Mladic’s tests required him to remain in hospital for 24 hours, Judge Alphons Orie said. On July 12, the defendant’s trial at the Hague tribunal was abruptly halted when he reported feeling ill and was taken to the hospital as a “precaution”, the court said.

Because of the defendant’s absence, the chamber decided not to continue with the cross-examination of former United Nations official David Harland until July 16, provided the accused is available to attend court that day.

Harland was a civil affairs officer and political adviser to the commander of UNPROFOR, the UN Protection Force in Bosnia, from 1993 until the end of the war in 1995.

In court earlier this week, he said Mladic had made verbal threats to kill civilians in eastern Bosnia during 1993, though he said these remarks did not appear to amount to a coherent statement of plans. (See Witness Says Mladic Threatened to Kill Civilians.)

After Judge Orie made his announcement, Mladic’s lawyer Branko Lukic told reporters outside the tribunal that there had been initial concern that his client had suffered another stroke, but after undergoing two scans, it appeared that “everything is fine”.

Lukic said doctors now think Mladic, 70, might have a high blood sugar level, or high blood pressure.

While the lawyer expressed hope that the trial could continue on July 16, he said his team would ask for the court schedule to be changed to allow his client to get more rest. The trial currently runs for five days a week, with five-hour stretches each day.

Tribunal spokeswoman Nerma Jelacic declined to comment on the specifics of Mladic’s condition, but said there were currently no concerns that his health had taken “a turn for the worse”.

“He’s in the hospital to be examined, not to receive treatment,” she told reporters.

Mladic’s health has been an issue since he was arrested in Serbia in May 2011, after 16 years of evading capture.
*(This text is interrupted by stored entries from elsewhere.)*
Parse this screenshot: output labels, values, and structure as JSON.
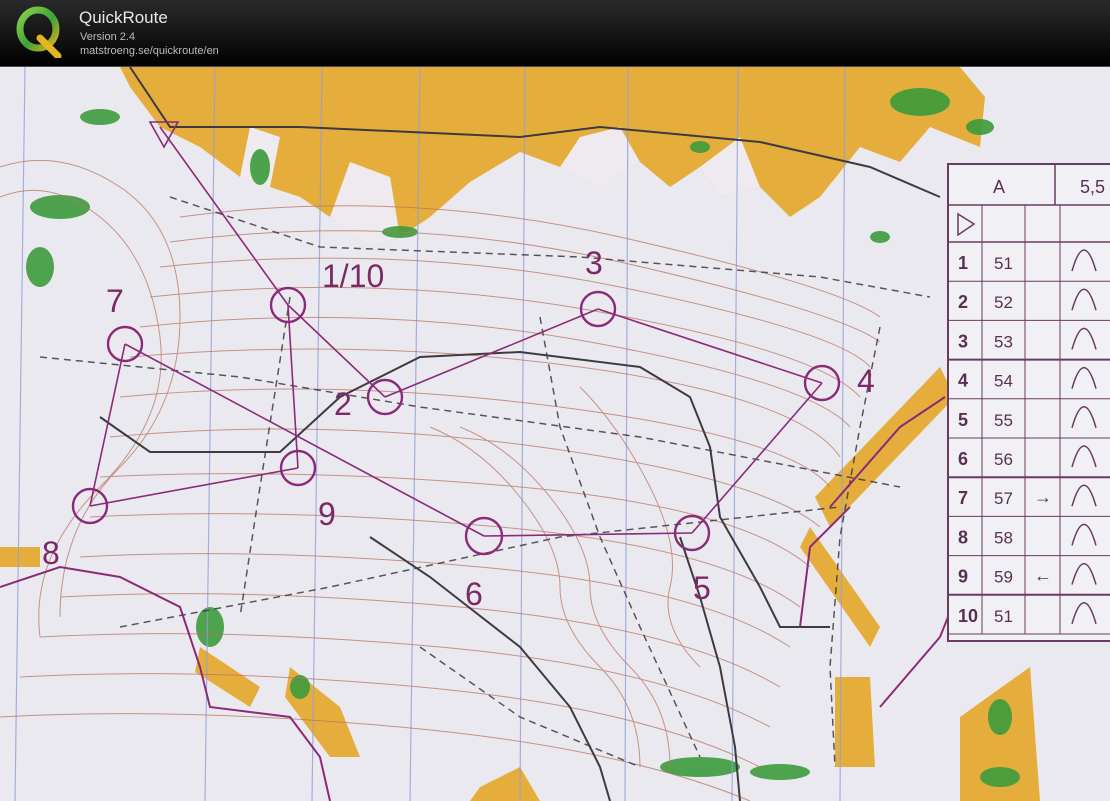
{
  "app": {
    "title": "QuickRoute",
    "version": "Version 2.4",
    "url": "matstroeng.se/quickroute/en",
    "logo_letter": "Q"
  },
  "colors": {
    "header_bg": "#000000",
    "course_purple": "#8a2a78",
    "open_land": "#e8b13a",
    "vegetation_green": "#3a9a3a",
    "contour_brown": "#b06a52",
    "paper": "#e9e8ef"
  },
  "map": {
    "controls": [
      {
        "label": "1/10"
      },
      {
        "label": "2"
      },
      {
        "label": "3"
      },
      {
        "label": "4"
      },
      {
        "label": "5"
      },
      {
        "label": "6"
      },
      {
        "label": "7"
      },
      {
        "label": "8"
      },
      {
        "label": "9"
      }
    ]
  },
  "description_sheet": {
    "header_course": "A",
    "header_length": "5,5",
    "rows": [
      {
        "num": "1",
        "code": "51",
        "dir": ""
      },
      {
        "num": "2",
        "code": "52",
        "dir": ""
      },
      {
        "num": "3",
        "code": "53",
        "dir": ""
      },
      {
        "num": "4",
        "code": "54",
        "dir": ""
      },
      {
        "num": "5",
        "code": "55",
        "dir": ""
      },
      {
        "num": "6",
        "code": "56",
        "dir": ""
      },
      {
        "num": "7",
        "code": "57",
        "dir": "→"
      },
      {
        "num": "8",
        "code": "58",
        "dir": ""
      },
      {
        "num": "9",
        "code": "59",
        "dir": "←"
      },
      {
        "num": "10",
        "code": "51",
        "dir": ""
      }
    ]
  }
}
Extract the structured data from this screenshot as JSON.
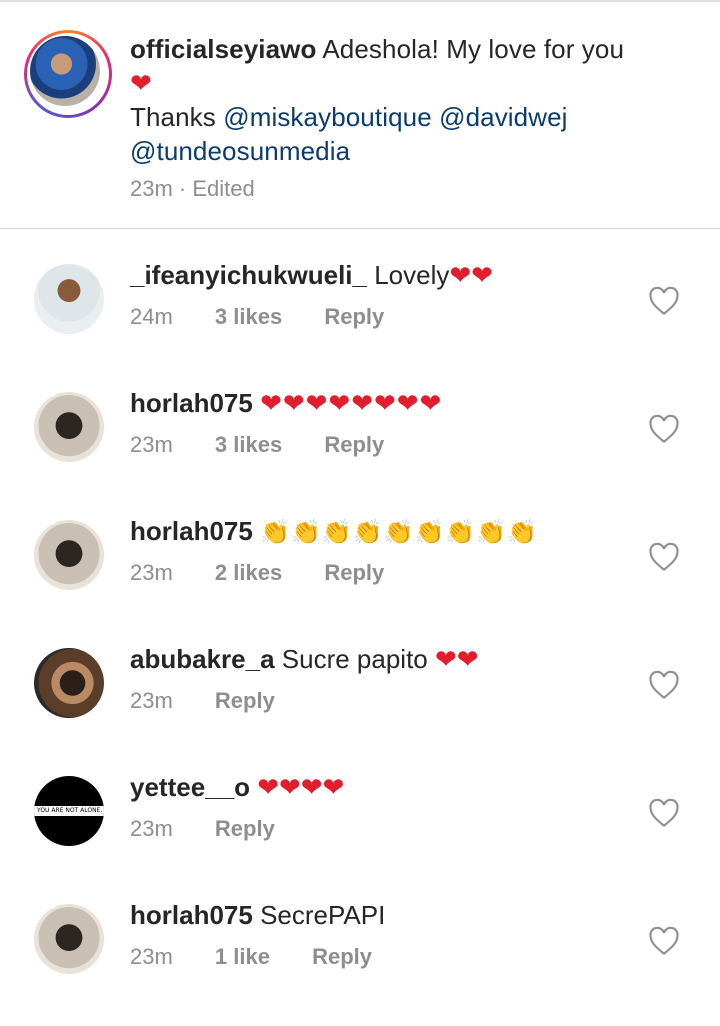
{
  "caption": {
    "username": "officialseyiawo",
    "text": "Adeshola! My love for you",
    "thanks_prefix": "Thanks",
    "mentions": [
      "@miskayboutique",
      "@davidwej",
      "@tundeosunmedia"
    ],
    "time": "23m",
    "edited": "Edited"
  },
  "comments": [
    {
      "username": "_ifeanyichukwueli_",
      "text": "Lovely",
      "emoji": "❤❤",
      "time": "24m",
      "likes": "3 likes",
      "reply": "Reply"
    },
    {
      "username": "horlah075",
      "text": "",
      "emoji": "❤❤❤❤❤❤❤❤",
      "time": "23m",
      "likes": "3 likes",
      "reply": "Reply"
    },
    {
      "username": "horlah075",
      "text": "",
      "emoji": "👏👏👏👏👏👏👏👏👏",
      "time": "23m",
      "likes": "2 likes",
      "reply": "Reply"
    },
    {
      "username": "abubakre_a",
      "text": "Sucre papito",
      "emoji": "❤❤",
      "time": "23m",
      "likes": "",
      "reply": "Reply"
    },
    {
      "username": "yettee__o",
      "text": "",
      "emoji": "❤❤❤❤",
      "time": "23m",
      "likes": "",
      "reply": "Reply"
    },
    {
      "username": "horlah075",
      "text": "SecrePAPI",
      "emoji": "",
      "time": "23m",
      "likes": "1 like",
      "reply": "Reply"
    }
  ],
  "avatar_text": {
    "yettee": "YOU ARE NOT ALONE."
  },
  "colors": {
    "heart": "#e01e2e",
    "mention": "#0b3c6e",
    "meta": "#8e8e8e"
  },
  "icons": {
    "like": "heart-outline-icon"
  }
}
He reportedly suffered from more than one stroke prior to his arrest, and also came down with pneumonia in autumn 2011. During status conferences leading up to his trial, he complained of kidney stones and repeatedly made remarks about his ill health.

Judges ordered a full medical report on the accused last year and found that he was fit to stand trial.

Prosecutors allege that Mladic, the commander of the Bosnian Serb army from 1992 to 1996, is responsible for crimes of genocide, persecution, extermination, murder and forcible transfer which “contributed to achieving the objective of the permanent removal of Bosnian Muslims and Bosnian Croats from Bosnian Serb-claimed territory.”

He is also accused of planning and overseeing the 44-month siege of Sarajevo that left nearly 12,000 people dead, as well as the July 1995 Srebrenica massacre, during which more than 7,000 Bosnian-Muslim men and boys were killed.

Mladic has pleaded not guilty to all the charges against him.

Rachel Irwin is IWPR Senior Reporter in The Hague.